In other markets, the U.S. Dollar is coming off a tough week. It still closed up on the month, and appears poised to continue higher. Major reversals were also suffered in Gold and Silver, as we again saw multiple weeks' worth of gains erased in just a few days. Treasuries continued their rally and are basically at, or very close to, all-time highs, depending on their maturity. Crude Oil also closed at its lowest level since mid-2017. This is good news for consumers at the gas pump.

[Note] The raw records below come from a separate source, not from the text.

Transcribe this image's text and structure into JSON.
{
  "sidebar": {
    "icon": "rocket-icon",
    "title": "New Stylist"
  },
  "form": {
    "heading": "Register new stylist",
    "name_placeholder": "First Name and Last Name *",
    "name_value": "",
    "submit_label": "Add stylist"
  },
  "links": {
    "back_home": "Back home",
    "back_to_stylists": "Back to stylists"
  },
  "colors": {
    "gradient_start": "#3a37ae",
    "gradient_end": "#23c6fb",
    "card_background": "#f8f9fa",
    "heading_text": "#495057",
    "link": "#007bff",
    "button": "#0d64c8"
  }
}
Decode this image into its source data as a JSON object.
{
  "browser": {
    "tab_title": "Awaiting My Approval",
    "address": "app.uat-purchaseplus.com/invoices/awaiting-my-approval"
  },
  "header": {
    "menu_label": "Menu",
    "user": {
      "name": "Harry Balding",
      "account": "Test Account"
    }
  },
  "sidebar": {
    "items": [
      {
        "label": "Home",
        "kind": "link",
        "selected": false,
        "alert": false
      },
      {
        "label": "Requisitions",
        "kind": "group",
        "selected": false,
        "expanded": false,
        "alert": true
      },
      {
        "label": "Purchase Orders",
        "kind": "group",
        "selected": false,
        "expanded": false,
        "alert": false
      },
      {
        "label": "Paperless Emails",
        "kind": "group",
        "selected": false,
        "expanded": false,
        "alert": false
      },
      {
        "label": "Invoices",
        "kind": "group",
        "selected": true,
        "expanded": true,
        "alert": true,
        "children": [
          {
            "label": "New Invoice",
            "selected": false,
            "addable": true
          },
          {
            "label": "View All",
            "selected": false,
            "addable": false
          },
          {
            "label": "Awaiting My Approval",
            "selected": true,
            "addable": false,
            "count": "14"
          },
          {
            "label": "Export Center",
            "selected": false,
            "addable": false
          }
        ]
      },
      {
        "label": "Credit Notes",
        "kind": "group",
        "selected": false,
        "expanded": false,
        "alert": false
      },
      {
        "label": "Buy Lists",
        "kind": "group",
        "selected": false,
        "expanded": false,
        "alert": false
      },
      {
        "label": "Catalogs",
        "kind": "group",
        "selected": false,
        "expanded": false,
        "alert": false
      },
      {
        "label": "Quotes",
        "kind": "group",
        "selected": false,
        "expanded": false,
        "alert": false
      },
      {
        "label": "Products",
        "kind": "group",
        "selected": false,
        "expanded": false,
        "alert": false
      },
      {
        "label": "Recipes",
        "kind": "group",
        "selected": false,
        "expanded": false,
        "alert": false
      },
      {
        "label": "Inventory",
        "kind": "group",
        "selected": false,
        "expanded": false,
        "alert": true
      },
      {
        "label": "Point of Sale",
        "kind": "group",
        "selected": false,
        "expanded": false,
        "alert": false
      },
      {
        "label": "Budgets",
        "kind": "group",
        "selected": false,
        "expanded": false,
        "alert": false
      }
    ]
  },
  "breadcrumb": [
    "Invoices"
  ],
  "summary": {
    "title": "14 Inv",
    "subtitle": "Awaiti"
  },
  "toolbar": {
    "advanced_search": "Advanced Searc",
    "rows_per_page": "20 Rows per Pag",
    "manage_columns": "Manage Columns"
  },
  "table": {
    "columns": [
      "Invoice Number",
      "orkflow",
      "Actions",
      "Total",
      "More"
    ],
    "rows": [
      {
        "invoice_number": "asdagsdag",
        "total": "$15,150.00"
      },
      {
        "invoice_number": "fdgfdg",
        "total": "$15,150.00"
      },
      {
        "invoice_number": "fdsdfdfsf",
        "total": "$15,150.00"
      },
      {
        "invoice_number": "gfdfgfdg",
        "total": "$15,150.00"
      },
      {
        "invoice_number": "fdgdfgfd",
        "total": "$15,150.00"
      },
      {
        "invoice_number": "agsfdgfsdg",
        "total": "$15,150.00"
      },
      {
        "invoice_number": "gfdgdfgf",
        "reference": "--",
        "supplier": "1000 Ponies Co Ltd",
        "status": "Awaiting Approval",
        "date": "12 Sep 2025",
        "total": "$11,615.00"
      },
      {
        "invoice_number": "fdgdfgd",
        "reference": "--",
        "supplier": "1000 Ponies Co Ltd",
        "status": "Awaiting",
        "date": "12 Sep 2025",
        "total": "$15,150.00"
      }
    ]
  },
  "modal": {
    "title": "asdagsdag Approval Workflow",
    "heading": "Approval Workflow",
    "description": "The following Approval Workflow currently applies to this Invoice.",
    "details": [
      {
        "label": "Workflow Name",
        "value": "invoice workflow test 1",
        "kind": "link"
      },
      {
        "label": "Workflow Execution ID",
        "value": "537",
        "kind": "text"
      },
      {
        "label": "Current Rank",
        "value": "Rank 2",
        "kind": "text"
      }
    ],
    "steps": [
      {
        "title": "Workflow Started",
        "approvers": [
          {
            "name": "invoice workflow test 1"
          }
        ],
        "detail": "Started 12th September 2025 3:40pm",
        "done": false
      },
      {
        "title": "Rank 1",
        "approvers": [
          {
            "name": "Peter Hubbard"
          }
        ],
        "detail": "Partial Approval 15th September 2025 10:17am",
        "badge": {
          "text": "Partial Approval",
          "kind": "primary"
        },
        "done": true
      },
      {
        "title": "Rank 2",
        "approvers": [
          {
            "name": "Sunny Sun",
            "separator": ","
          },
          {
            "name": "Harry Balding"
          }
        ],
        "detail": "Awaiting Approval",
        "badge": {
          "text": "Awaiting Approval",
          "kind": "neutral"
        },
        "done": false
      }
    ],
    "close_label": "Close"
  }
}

Given the market's recent dramatic moves, don't be surprised to see technical bounces in the opposite direction sometime this week or maybe even next. If we haven't bottomed yet, we may very soon, but there's a fair chance we already have. Short-term, Treasuries appear as if they may consolidate some of their gains, or even decline for a bit, which could help in a recovery for stocks. One thing for sure is that there is much more fear now than greed, which is the typical sentiment for a bottom to occur. In order for stocks to recover and not commence a bear market, we will want to see a strong rebound from these lows occur sooner rather than later.


Lastly, don't expect the central banks to stand by and do nothing during this whole fiasco. Monetary easing is on the horizon, and the market is saying interest rates on the short-end of the curve are set to be cut by 50 bps at the Fed's March 18 meeting.